Dimulainya bantuan sosial pemerintah dan rencana menghentian PSBB berpotensi meningkatkan tekanan inflasi pada Mei 2020.
Menghadapi potensi tantangan tersebut, Bank Indonesia Bali akan tetap konsisten menjaga stabilitas harga dan memperkuat koordinasi kebijakan dengan Pemerintah Daerah melalui Tim Pengendalian Inflasi Daerah (TPID).
“Langkah itu untuk memastikan inflasi terjaga dalam kisaran sasaran nasional,” kata Kepala Perwakilan Bank Indonesia Provinsi Bali Trisno Nugroho, Selasa, 2 Juni 2020.
Bulan sebelumnya, Mei 2020, tekanan harga di wilayah Provinsi Bali masih menujukkan penurunan dibandingkan bulan sebelumnya.
Deflasi terutama terlihat pada komoditas canang sari, cabai rawit, bawang putih telur ayam ras, dan emas perhiasan. Menurunnya tekanan harga, dikatakan Trisno, disebabkan oleh lemahnya permintaan akibat terhentinya industri pariwisata.
“Tetap terjaganya pasokan dan distribusi pada bulan Ramadhan menjaga harga bahan pangan stabil. Hal ini disebabkan terjadinya panen cabai di sentra-sentra utama serta telah tibanya pasokan bawang putih,” jelasnya.
Berdasarkan perhitungan BPS pada Mei 2020, Provinsi Bali mengalami deflasi sebesar 0,11% (mtm), atau sedikit lebih tertahan dibandingkan bulan sebelumnya yang mengalami deflasi sebesar 0,33% (mtm).
Sementara, pencapaian inflasi Nasional tercatat sebesar 0,08% (mtm). Secara tahunan, inflasi Bali tercatat sebesar 2,05% (yoy), atau lebih rendah dibandingkan dengan Nasional yang sebesar 2,19% (yoy).
Namun demikian, inflasi Bali pada Mei 2020 masih berada dalam rentang sasaran inflasi nasional 3,0%±1% (yoy). Deflasi terjadi pada kedua kota sampel IHK yaitu kota Denpasar yang tercatat sebesar -0,10% (mtm) dan kota Singaraja mencatat inflasi sebesar -0,22% (mtm).
Deflasi inti atau core inflation pada bulan Mei, tercatat sebesar 0,31% (mtm), turun lebih dalam dibandingkan bulan sebelumnya yang sebesar -0,02% (mtm).
“Penurunan ini terjadi akibat turunnya sebagian besar komoditas di dalam kelompok ini, terutama untuk canang sari, pasta gigi, biskuit, dan emas perhiasan,” jelas Trisno.
Adapun penurunan harga emas perhiasan sejalan dengan menurunnya harga emas dunia, seiring dengan mulai berjalannya perekonomian di sebagian negara industri.
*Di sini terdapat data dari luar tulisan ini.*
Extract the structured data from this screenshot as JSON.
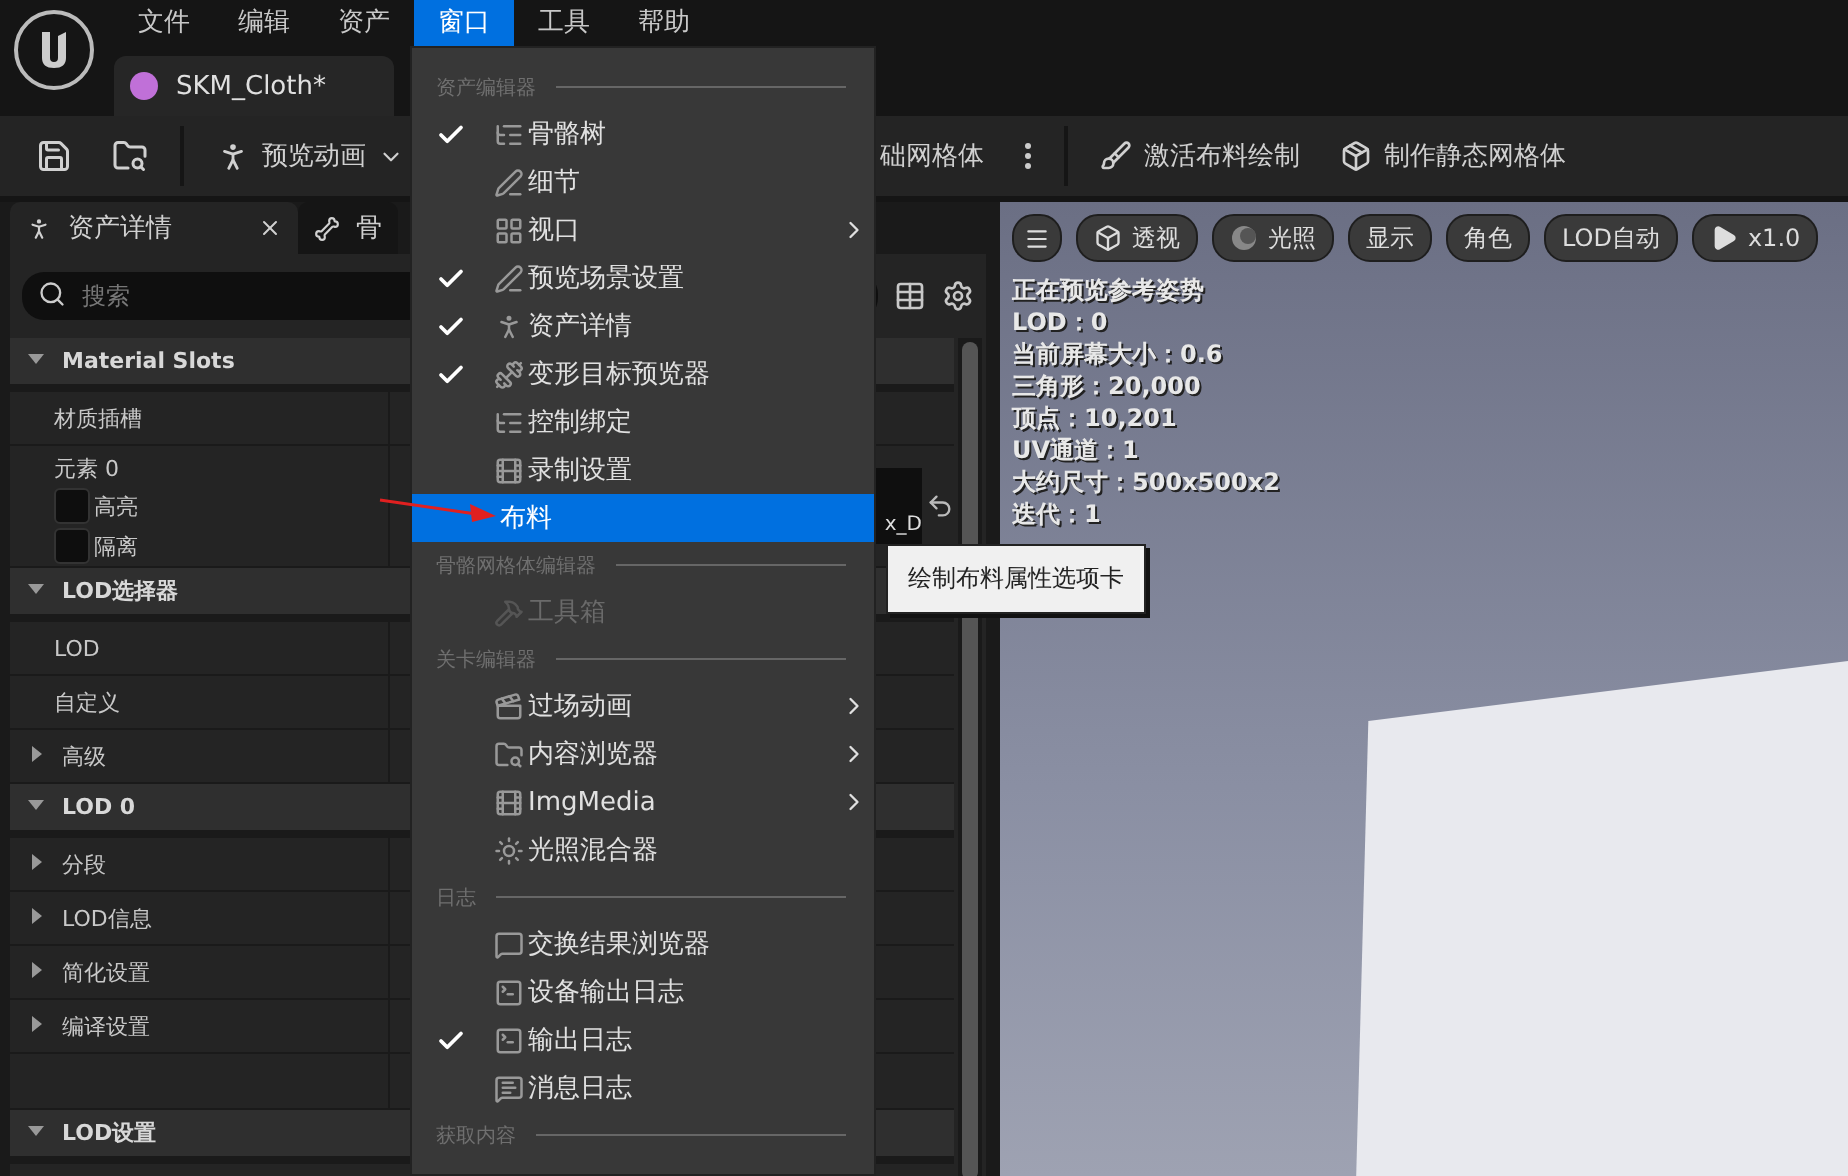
{
  "menubar": [
    {
      "label": "文件",
      "selected": false
    },
    {
      "label": "编辑",
      "selected": false
    },
    {
      "label": "资产",
      "selected": false
    },
    {
      "label": "窗口",
      "selected": true
    },
    {
      "label": "工具",
      "selected": false
    },
    {
      "label": "帮助",
      "selected": false
    }
  ],
  "document_tab": {
    "label": "SKM_Cloth*"
  },
  "toolbar": {
    "preview_button": "预览动画",
    "partial_label": "础网格体",
    "actions": [
      {
        "label": "激活布料绘制"
      },
      {
        "label": "制作静态网格体"
      }
    ]
  },
  "details_panel": {
    "tabs": [
      {
        "label": "资产详情",
        "selected": true
      },
      {
        "label": "骨",
        "selected": false
      }
    ],
    "search": {
      "placeholder": "搜索"
    },
    "sections": [
      {
        "title": "Material Slots",
        "expanded": true,
        "rows": [
          {
            "kind": "property",
            "label": "材质插槽"
          },
          {
            "kind": "element",
            "label": "元素 0",
            "value": "x_D",
            "options": [
              {
                "label": "高亮",
                "checked": false
              },
              {
                "label": "隔离",
                "checked": false
              }
            ]
          }
        ]
      },
      {
        "title": "LOD选择器",
        "expanded": true,
        "rows": [
          {
            "kind": "property",
            "label": "LOD"
          },
          {
            "kind": "property",
            "label": "自定义"
          },
          {
            "kind": "group",
            "label": "高级",
            "expanded": false
          }
        ]
      },
      {
        "title": "LOD 0",
        "expanded": true,
        "rows": [
          {
            "kind": "group",
            "label": "分段",
            "expanded": false
          },
          {
            "kind": "group",
            "label": "LOD信息",
            "expanded": false
          },
          {
            "kind": "group",
            "label": "简化设置",
            "expanded": false
          },
          {
            "kind": "group",
            "label": "编译设置",
            "expanded": false
          },
          {
            "kind": "blank"
          }
        ]
      },
      {
        "title": "LOD设置",
        "expanded": true
      }
    ]
  },
  "window_menu": {
    "sections": [
      {
        "title": "资产编辑器",
        "items": [
          {
            "label": "骨骼树",
            "checked": true,
            "submenu": false,
            "disabled": false,
            "selected": false
          },
          {
            "label": "细节",
            "checked": false,
            "submenu": false,
            "disabled": false,
            "selected": false
          },
          {
            "label": "视口",
            "checked": false,
            "submenu": true,
            "disabled": false,
            "selected": false
          },
          {
            "label": "预览场景设置",
            "checked": true,
            "submenu": false,
            "disabled": false,
            "selected": false
          },
          {
            "label": "资产详情",
            "checked": true,
            "submenu": false,
            "disabled": false,
            "selected": false
          },
          {
            "label": "变形目标预览器",
            "checked": true,
            "submenu": false,
            "disabled": false,
            "selected": false
          },
          {
            "label": "控制绑定",
            "checked": false,
            "submenu": false,
            "disabled": false,
            "selected": false
          },
          {
            "label": "录制设置",
            "checked": false,
            "submenu": false,
            "disabled": false,
            "selected": false
          },
          {
            "label": "布料",
            "checked": false,
            "submenu": false,
            "disabled": false,
            "selected": true
          }
        ]
      },
      {
        "title": "骨骼网格体编辑器",
        "items": [
          {
            "label": "工具箱",
            "checked": false,
            "submenu": false,
            "disabled": true,
            "selected": false
          }
        ]
      },
      {
        "title": "关卡编辑器",
        "items": [
          {
            "label": "过场动画",
            "checked": false,
            "submenu": true,
            "disabled": false,
            "selected": false
          },
          {
            "label": "内容浏览器",
            "checked": false,
            "submenu": true,
            "disabled": false,
            "selected": false
          },
          {
            "label": "ImgMedia",
            "checked": false,
            "submenu": true,
            "disabled": false,
            "selected": false
          },
          {
            "label": "光照混合器",
            "checked": false,
            "submenu": false,
            "disabled": false,
            "selected": false
          }
        ]
      },
      {
        "title": "日志",
        "items": [
          {
            "label": "交换结果浏览器",
            "checked": false,
            "submenu": false,
            "disabled": false,
            "selected": false
          },
          {
            "label": "设备输出日志",
            "checked": false,
            "submenu": false,
            "disabled": false,
            "selected": false
          },
          {
            "label": "输出日志",
            "checked": true,
            "submenu": false,
            "disabled": false,
            "selected": false
          },
          {
            "label": "消息日志",
            "checked": false,
            "submenu": false,
            "disabled": false,
            "selected": false
          }
        ]
      },
      {
        "title": "获取内容"
      }
    ]
  },
  "tooltip": "绘制布料属性选项卡",
  "viewport": {
    "buttons": [
      {
        "kind": "menu"
      },
      {
        "kind": "cube",
        "label": "透视"
      },
      {
        "kind": "sphere",
        "label": "光照"
      },
      {
        "kind": "text",
        "label": "显示"
      },
      {
        "kind": "text",
        "label": "角色"
      },
      {
        "kind": "text",
        "label": "LOD自动"
      },
      {
        "kind": "play",
        "label": "x1.0"
      }
    ],
    "stats": [
      "正在预览参考姿势",
      "LOD：0",
      "当前屏幕大小：0.6",
      "三角形：20,000",
      "顶点：10,201",
      "UV通道：1",
      "大约尺寸：500x500x2",
      "迭代：1"
    ]
  }
}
Sejalan dengan hal tersebut, pada bulan ini komoditas volatile food juga mengalami deflasi sebesar 1,20% (mtm). Tertahan jika dibandingkan dengan April 2020 (-1,41%, mtm).
Penurunan terdalam terlihat untuk cabai rawit, ikan tongkol yang diawetkan, bawang putih, telur ayam ras, dan cabai merah. Dimulainya panen cabai di sentra-sentra utama serta telah tibanya pasokan bawang putih menjadi faktor utama rendahnya harga komoditas ini.
Selanjutnya, tekanan harga untuk komoditas administered price tercatat inflasi sebesar 1,69% (mtm).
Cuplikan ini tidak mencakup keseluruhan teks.